My ideas as to a proof are limited. I know that this is some sort of series for the inverse tangent because $3\pi/8=\arctan(1+\sqrt{2})$, but I have never seen any series for $\arctan$ involving the Fibonacci numbers. Essentially, it comes to the explicit evaluation of the function $$f(x)=\sum_{k\ge0}\frac{F_{2k+1}}{2k+1}x^{k}.$$ Indeed, the sum in question is the value $qf(-q^2/5)$.
Potentially connected is the closed form $$\sum_{k\ge0}F_kx^k=\frac{x}{1-x-x^2},$$ perhaps we could get some sort of $\arctan$-related integral out of this.
Could I have some help evaluating $f$? Thanks.

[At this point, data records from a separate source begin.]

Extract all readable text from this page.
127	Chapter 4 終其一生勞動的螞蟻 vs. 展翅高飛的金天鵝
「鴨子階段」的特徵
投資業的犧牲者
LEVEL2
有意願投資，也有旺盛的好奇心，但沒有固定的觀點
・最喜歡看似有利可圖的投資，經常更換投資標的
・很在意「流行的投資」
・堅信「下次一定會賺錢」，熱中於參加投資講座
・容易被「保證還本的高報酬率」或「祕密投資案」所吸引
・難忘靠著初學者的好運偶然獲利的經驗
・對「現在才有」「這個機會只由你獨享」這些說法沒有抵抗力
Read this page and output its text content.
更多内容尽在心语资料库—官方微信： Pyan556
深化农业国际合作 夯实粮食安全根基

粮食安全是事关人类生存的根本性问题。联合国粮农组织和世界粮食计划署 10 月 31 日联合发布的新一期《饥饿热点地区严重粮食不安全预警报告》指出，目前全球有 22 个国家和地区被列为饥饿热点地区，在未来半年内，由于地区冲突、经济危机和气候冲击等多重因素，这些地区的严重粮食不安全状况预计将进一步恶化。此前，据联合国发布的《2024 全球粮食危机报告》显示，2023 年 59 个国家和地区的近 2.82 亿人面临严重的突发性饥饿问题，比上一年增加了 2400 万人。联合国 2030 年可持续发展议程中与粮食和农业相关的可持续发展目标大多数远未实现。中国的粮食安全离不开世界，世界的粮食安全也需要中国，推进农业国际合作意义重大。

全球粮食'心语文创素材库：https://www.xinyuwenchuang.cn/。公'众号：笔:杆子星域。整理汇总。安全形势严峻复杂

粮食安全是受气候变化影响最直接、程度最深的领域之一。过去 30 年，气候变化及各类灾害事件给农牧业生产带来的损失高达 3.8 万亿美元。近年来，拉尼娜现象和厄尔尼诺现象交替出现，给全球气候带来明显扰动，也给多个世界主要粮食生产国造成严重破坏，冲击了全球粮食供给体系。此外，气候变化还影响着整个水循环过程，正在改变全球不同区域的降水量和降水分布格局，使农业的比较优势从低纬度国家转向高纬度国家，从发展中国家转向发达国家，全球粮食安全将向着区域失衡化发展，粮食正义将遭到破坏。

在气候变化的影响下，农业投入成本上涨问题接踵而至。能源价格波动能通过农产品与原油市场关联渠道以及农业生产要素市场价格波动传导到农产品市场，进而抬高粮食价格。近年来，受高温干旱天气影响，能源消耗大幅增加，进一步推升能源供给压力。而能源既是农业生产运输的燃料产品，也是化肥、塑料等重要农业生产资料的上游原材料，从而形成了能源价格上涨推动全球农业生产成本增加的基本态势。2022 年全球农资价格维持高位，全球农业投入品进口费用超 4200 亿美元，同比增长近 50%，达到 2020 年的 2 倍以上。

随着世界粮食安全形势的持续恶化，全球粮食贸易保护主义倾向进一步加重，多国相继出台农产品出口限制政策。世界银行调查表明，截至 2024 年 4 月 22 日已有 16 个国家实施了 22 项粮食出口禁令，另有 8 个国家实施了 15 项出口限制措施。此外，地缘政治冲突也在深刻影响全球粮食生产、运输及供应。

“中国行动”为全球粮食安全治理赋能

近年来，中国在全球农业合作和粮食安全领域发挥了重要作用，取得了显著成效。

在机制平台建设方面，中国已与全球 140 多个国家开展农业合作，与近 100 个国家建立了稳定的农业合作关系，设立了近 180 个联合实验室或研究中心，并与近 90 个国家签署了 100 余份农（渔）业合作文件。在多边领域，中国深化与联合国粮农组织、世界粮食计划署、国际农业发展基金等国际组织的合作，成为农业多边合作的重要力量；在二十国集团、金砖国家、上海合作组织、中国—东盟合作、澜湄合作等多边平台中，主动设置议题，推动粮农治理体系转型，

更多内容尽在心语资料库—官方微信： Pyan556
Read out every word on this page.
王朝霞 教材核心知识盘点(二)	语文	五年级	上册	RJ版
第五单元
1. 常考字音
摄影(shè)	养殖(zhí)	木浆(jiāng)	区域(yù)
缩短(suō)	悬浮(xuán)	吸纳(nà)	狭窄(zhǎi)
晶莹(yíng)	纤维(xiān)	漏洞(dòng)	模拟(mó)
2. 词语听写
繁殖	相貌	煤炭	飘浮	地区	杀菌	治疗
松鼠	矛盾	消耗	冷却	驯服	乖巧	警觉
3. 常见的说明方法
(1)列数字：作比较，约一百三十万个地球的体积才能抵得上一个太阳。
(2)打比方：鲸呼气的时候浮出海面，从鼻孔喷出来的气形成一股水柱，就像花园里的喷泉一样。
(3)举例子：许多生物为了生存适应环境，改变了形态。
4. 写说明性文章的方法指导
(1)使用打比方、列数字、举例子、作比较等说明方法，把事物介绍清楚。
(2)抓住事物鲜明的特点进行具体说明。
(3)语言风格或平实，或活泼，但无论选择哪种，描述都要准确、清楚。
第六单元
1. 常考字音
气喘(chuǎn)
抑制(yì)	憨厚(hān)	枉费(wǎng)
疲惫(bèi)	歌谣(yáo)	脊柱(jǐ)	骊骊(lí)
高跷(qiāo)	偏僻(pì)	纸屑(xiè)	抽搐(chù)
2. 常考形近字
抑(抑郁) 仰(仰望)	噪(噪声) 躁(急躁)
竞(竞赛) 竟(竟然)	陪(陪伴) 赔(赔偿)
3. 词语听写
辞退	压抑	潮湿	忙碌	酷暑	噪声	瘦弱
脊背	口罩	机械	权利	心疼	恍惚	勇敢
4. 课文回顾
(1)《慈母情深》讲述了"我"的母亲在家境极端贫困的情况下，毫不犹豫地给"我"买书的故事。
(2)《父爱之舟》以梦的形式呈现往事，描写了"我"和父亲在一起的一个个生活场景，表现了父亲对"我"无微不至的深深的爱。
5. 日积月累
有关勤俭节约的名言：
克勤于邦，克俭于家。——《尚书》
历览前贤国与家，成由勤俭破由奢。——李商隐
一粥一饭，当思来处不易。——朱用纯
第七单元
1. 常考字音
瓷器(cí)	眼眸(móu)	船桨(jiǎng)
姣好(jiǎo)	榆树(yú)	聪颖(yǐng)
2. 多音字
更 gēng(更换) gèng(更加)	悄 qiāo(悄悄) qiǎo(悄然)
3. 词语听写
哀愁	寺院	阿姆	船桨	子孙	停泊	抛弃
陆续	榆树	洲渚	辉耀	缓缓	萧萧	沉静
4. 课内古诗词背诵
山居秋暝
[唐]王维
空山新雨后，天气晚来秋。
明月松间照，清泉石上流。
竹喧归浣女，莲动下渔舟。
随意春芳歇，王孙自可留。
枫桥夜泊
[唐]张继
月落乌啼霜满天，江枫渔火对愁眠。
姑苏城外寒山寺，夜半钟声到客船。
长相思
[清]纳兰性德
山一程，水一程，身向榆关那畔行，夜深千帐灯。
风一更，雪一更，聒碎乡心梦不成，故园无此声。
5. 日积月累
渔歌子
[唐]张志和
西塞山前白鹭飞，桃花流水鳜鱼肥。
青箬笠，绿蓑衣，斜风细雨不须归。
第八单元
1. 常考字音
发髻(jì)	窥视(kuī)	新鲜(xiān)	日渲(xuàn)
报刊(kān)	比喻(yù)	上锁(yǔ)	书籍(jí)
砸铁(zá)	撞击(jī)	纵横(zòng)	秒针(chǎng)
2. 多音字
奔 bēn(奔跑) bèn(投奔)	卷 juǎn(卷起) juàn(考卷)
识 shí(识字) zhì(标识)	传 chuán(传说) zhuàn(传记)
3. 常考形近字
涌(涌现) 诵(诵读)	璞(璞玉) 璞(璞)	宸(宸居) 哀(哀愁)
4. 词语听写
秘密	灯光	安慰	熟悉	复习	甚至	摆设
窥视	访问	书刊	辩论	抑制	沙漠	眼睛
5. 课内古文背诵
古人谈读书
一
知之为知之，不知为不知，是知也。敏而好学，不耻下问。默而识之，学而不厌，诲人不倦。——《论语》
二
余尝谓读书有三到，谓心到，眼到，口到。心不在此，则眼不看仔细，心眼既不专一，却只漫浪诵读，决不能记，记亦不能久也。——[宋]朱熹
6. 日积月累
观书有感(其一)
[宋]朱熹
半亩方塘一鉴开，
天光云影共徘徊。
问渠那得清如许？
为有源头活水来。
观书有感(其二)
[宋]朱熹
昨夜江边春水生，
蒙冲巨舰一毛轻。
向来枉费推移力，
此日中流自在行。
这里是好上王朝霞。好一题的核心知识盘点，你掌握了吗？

Let $$f(x) = \sum_{k\geq 0}F_{k+1}x^k$$ so that $$(1-x-x^2)f(x)=F_1+(-F_1+F_2)x$$ or $$f(x) =\frac{1}{1-x-x^2}$$ Integrating the above we get $$F(x) =\int_{0}^{x}\frac{dt}{1-t-t^2}=\sum_{k\geq 0}\frac{F_{k+1}}{k+1}x^{k+1}$$ The integrand on left side can be written $$\frac{1}{(1-at)(1-bt)}=\frac{A}{1-at}+\frac{B}{1-bt}$$ where $a, b$ are roots of $z^2-z-1=0$ and $$A=\frac{a} {a-b}, B=-\frac{b} {a-b} $$ Letting $$a=\frac{1+\sqrt{5}}{2},b=\frac{1-\sqrt {5}}{2}$$ we get $a-b=\sqrt{5}$ and hence we have $$F(x) =\frac{1}{\sqrt {5}}\log\frac{1-bx}{1-ax}$$ and $$G(x) =F(x) - F(-x) =2\sum_{k\geq 0}\frac{F_{2k+1}}{2k+1}x^{2k+1}$$ Replacing $x$ by $ix$ we get $$\sum_{k\geq 0}(-1)^{k}\frac{F_{2k+1}}{2k+1}x^{2k+1}=-i\frac{G(ix)} {2}$$ The sum in question is $$-i\sqrt {5}\frac{G(iq/\sqrt{5})}{2}$$ Now $$G(x) =\frac{1}{\sqrt{5}}\log\frac{1+\sqrt {5}x+x^2}{1-\sqrt{5}x+x^2}$$ and hence $$G(iq/\sqrt{5})=\frac{1}{\sqrt{5}}\log\frac{5+5iq-q^2}{5-5iq-q^2}=\frac{2i}{\sqrt {5}}\arctan\frac{5q}{5-q^2}$$ The desired sum is thus equal to $$\arctan\frac{5q}{5-q^2}$$ The fact that $5q/(5-q^2)=1+\sqrt{2}$ needs some effort and I have not been able to do so efficiently.
As pointed out in comments the series for $G$ diverges if $|x|>1/\phi$ or equivalently $|q| >\sqrt{5}/\phi$. The value of $q$ used in question is greater than $\sqrt{5}/\phi$ and hence the sum in question diverges.